Обостренным чутьем человека, не слишком популярного среди соплеменников, Питер ощущал бесконечное одиночество Полуликого. Того явно изумлял сам факт, что с ним не только хотят говорить, но и живо интересуются его изобретениями. Питеру же постоянно чудилось, что он перегибает палку с выражением восторга, что любому это покажется странным и фальшивым. Но Полуликий, похоже, все принимал, как есть – его полная неискушенность в общении с людьми пробуждала в сердце Питера сострадание и огромную нежность.

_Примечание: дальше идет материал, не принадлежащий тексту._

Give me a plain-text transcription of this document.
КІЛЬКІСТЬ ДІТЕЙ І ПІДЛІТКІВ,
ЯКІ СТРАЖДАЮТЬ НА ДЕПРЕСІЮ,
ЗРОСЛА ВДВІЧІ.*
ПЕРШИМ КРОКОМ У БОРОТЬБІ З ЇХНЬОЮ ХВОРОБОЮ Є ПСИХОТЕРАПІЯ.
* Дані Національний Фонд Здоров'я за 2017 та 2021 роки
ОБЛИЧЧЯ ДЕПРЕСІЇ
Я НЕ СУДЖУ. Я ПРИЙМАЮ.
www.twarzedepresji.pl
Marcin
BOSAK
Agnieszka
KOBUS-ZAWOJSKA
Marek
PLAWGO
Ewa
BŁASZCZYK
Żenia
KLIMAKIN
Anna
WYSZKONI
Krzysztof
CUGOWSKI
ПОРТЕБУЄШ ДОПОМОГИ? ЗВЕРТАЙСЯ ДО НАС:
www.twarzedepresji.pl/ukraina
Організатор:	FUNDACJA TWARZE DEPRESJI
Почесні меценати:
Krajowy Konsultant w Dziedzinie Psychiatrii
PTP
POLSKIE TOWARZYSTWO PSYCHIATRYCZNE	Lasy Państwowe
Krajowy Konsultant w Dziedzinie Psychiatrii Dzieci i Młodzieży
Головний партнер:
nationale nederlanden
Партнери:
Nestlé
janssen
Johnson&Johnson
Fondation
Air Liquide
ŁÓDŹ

Однако была и другая сторона – терзаний Питера Полуликий тоже не замечал. Любой человек, увидев, как собеседник краснеет, бледнеет и вздрагивает при малейшем соприкосновении, давно бы сделал правильные выводы. А Полуликий спокойно продолжал рассказывать, как создать тот или иной прибор, терпеливо посвящал Питера в разные технические тонкости.
При этом его скованность и напряженность исчезали, плечи расправлялись, синие глаза вспыхивали воодушевлением. Он забывал обо всем и смотрел Питеру прямо в лицо, словно в мире микросхем и механизмов внешность не имела ни малейшего значения. Собственно, так оно и было.
Питер стал чуть лучше понимать Полуликого, когда узнал, что настроение эр-ланов отражается на их запахе. Обычно они это легко контролируют – как и все функции своего тела. Но Полуликому и тут не повезло.
В спокойном состоянии он пах очень приятно – примерно как теплая сладкая выпечка или какие-то неизвестные Питеру цветы. Сильное чувство – волнение, страх или печаль – моментально все меняли, хотя отталкивающих или неприятных запахов в этой палитре, похоже, вообще не водилось. Потом и грязью от него тоже никогда не пахло.
Однако стоило в разговоре коснуться эр-ланов или жизни в Омороне, в ноздри Питеру врывался запах меди, столь отчетливый, что он почти чувствовал ее привкус на языке. Полуликий мгновенно закрывался и отворачивался. Питер словно натыкался на невидимый барьер – приходилось либо созерцать золотистый затылок собеседника, либо срочно придумывать новую тему для обсуждений.